What causes abnormal sense of taste and smell?
The most common causes of smell disorders are nasal and/or sinus disease, viral upper respiratory infections, and head trauma. The most common causes of taste disorders are upper respiratory tract infections and head injuries. Other infrequent causes of both include masses in the nasal or oral passageways, endocrine problems, side effects from medications, and degenerative processes of the brain.
How are these diseases diagnosed?
The first step in diagnosis is a thorough history and physical examination. It is important to provide information to your doctor regarding respiratory illnesses, nasal or sinus symptoms, history of trauma, other medical conditions, and medication use.
What are the treatments of taste and smell disorders?
Treatments of taste and smell disorders are directed towards the underlying cause. Nasal or sinus conditions should be managed with either medication or surgical therapy, depending on the severity of the disease. Endocrine disorders such as hypothyroidism should be treated appropriately. Medications that may be causing the smell and/or taste disturbance can sometimes be substituted with another medication.
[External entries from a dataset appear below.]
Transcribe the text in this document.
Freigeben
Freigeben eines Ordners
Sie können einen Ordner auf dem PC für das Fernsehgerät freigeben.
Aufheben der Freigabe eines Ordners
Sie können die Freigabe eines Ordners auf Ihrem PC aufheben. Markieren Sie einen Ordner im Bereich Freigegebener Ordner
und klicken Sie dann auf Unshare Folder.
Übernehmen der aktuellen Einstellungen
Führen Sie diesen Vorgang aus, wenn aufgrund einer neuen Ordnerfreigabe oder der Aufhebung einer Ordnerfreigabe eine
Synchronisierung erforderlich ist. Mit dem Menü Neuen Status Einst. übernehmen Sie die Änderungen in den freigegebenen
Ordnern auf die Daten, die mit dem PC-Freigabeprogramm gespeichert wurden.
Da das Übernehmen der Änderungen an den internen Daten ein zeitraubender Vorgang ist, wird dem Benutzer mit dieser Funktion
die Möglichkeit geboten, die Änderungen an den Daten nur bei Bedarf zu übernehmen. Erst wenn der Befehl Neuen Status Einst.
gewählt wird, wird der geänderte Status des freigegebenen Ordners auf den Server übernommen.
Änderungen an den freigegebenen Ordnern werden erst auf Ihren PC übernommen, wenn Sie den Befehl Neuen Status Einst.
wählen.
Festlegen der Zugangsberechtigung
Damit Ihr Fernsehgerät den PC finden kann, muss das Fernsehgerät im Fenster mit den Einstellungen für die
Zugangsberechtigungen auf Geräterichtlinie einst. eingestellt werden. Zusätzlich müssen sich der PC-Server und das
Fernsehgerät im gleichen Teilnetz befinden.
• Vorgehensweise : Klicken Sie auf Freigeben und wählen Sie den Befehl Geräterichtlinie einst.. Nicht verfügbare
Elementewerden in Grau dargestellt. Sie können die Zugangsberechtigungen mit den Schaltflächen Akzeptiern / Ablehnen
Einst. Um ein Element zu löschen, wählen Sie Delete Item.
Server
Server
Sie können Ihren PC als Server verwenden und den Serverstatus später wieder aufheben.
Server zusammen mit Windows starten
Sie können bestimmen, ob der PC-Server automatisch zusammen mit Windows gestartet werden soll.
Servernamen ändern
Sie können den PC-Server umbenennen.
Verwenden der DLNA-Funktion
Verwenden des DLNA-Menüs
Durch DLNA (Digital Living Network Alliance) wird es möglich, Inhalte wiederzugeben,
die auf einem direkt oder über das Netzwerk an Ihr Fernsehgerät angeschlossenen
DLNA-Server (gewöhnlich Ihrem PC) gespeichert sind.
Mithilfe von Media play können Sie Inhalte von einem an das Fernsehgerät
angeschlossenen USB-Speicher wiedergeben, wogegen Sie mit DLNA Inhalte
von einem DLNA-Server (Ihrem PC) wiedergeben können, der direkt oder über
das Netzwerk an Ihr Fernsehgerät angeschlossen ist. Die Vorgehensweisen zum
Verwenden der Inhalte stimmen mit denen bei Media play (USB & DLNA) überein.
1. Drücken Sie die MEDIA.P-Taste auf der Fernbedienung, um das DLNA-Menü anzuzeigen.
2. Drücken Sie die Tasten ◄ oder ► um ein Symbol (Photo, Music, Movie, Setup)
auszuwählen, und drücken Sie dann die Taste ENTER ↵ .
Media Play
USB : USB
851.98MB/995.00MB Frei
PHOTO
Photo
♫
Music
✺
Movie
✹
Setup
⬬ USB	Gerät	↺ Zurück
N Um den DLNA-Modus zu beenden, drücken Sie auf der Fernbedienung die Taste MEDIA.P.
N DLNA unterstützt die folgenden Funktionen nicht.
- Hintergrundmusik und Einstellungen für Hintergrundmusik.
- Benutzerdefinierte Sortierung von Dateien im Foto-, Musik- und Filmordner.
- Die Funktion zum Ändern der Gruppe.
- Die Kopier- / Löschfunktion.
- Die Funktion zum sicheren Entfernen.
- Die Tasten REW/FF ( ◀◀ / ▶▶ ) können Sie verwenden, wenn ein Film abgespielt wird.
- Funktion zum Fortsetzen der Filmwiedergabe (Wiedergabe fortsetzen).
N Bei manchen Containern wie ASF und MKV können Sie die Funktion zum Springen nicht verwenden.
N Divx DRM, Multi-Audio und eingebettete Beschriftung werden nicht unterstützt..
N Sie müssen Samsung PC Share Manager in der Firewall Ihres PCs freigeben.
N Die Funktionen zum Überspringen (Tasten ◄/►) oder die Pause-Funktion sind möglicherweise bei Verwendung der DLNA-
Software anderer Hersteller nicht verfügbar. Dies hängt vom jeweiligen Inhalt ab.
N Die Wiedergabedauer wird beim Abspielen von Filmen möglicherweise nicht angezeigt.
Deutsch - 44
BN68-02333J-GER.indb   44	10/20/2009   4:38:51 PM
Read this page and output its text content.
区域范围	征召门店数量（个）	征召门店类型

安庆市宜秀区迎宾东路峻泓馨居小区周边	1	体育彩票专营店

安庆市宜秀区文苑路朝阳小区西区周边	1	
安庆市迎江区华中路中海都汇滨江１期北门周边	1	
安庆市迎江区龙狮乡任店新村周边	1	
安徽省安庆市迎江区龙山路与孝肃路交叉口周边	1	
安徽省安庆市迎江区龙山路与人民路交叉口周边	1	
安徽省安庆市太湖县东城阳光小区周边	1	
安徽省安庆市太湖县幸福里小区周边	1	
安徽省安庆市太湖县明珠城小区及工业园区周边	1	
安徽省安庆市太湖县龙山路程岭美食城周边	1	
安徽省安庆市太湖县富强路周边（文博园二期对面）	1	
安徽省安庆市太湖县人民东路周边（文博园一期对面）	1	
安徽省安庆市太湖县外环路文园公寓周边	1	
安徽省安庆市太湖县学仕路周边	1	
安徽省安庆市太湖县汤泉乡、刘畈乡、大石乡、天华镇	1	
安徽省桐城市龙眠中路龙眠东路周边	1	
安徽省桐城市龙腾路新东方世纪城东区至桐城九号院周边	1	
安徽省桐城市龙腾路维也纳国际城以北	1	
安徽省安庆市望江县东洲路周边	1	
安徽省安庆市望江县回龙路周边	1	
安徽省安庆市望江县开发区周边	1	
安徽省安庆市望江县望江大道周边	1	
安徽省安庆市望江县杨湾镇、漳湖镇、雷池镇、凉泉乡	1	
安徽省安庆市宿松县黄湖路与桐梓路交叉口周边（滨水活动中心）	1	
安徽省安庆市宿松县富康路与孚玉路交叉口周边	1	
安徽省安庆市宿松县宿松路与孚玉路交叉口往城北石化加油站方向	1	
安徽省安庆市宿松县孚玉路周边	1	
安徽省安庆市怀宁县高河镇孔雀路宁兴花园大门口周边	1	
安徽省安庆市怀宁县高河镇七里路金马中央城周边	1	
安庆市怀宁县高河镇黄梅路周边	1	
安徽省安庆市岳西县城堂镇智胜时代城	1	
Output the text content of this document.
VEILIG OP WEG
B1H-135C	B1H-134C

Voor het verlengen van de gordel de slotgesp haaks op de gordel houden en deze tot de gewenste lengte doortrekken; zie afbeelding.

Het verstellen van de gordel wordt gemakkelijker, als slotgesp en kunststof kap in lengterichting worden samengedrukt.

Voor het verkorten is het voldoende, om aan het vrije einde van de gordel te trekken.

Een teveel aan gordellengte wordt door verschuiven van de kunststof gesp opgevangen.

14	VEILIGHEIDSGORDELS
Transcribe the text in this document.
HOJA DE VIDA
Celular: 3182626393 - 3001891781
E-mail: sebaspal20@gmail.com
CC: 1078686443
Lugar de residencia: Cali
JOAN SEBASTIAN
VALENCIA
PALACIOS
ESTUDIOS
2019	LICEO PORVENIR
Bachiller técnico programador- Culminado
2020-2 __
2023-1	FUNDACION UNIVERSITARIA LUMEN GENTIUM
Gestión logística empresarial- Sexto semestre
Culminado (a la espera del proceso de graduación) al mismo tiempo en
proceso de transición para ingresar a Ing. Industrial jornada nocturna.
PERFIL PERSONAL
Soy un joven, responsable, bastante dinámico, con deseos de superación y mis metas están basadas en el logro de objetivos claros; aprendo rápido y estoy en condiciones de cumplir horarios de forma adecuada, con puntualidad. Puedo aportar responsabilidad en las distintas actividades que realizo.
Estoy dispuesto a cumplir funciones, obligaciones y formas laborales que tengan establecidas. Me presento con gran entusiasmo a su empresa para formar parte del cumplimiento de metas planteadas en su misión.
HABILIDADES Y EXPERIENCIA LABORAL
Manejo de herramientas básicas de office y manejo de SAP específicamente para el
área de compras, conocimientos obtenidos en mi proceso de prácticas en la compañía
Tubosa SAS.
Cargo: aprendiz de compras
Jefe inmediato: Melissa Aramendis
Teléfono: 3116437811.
Ear Wax Impaction (Cerumen)
What is cerumen impaction?
Cerumen impaction is trapping of ear wax in the ears. If this is severe, it can cause hearing loss. Occasionally, cerumen impactions can lead to ear infections with bacteria or fungus growth.
What are the symptoms of cerumen impaction?
If mild, no symptoms may be present. Most commonly, cerumen impaction leads to a “plugged up” feeling in the ears. If severe, it can cause hearing loss, ringing in the ears, pain, and occasionally, dizziness.
What causes cerumen impaction?
Some people are more prone to impactions than others, either because they produce more wax or have small ear canals that trap the wax. Using cotton swabs can make this problem worse by pushing the wax further into the ear canal.
How is cerumen impaction diagnosed?
An exam with an otoscope (lighted instrument used to look in the ear) will reveal whether ear wax is present.
What is the treatment of cerumen impaction?
Removal of the wax usually causes immediate relief. There are a variety of ways to do this, including sucking out the wax with a vacuum, removing it with a loop, and flushing it out. These should be done by a medical professional, since injury to the ear canal and ear drum can result if not done properly. Ear candling is not recommended for removal of wax, since this can lead to burns.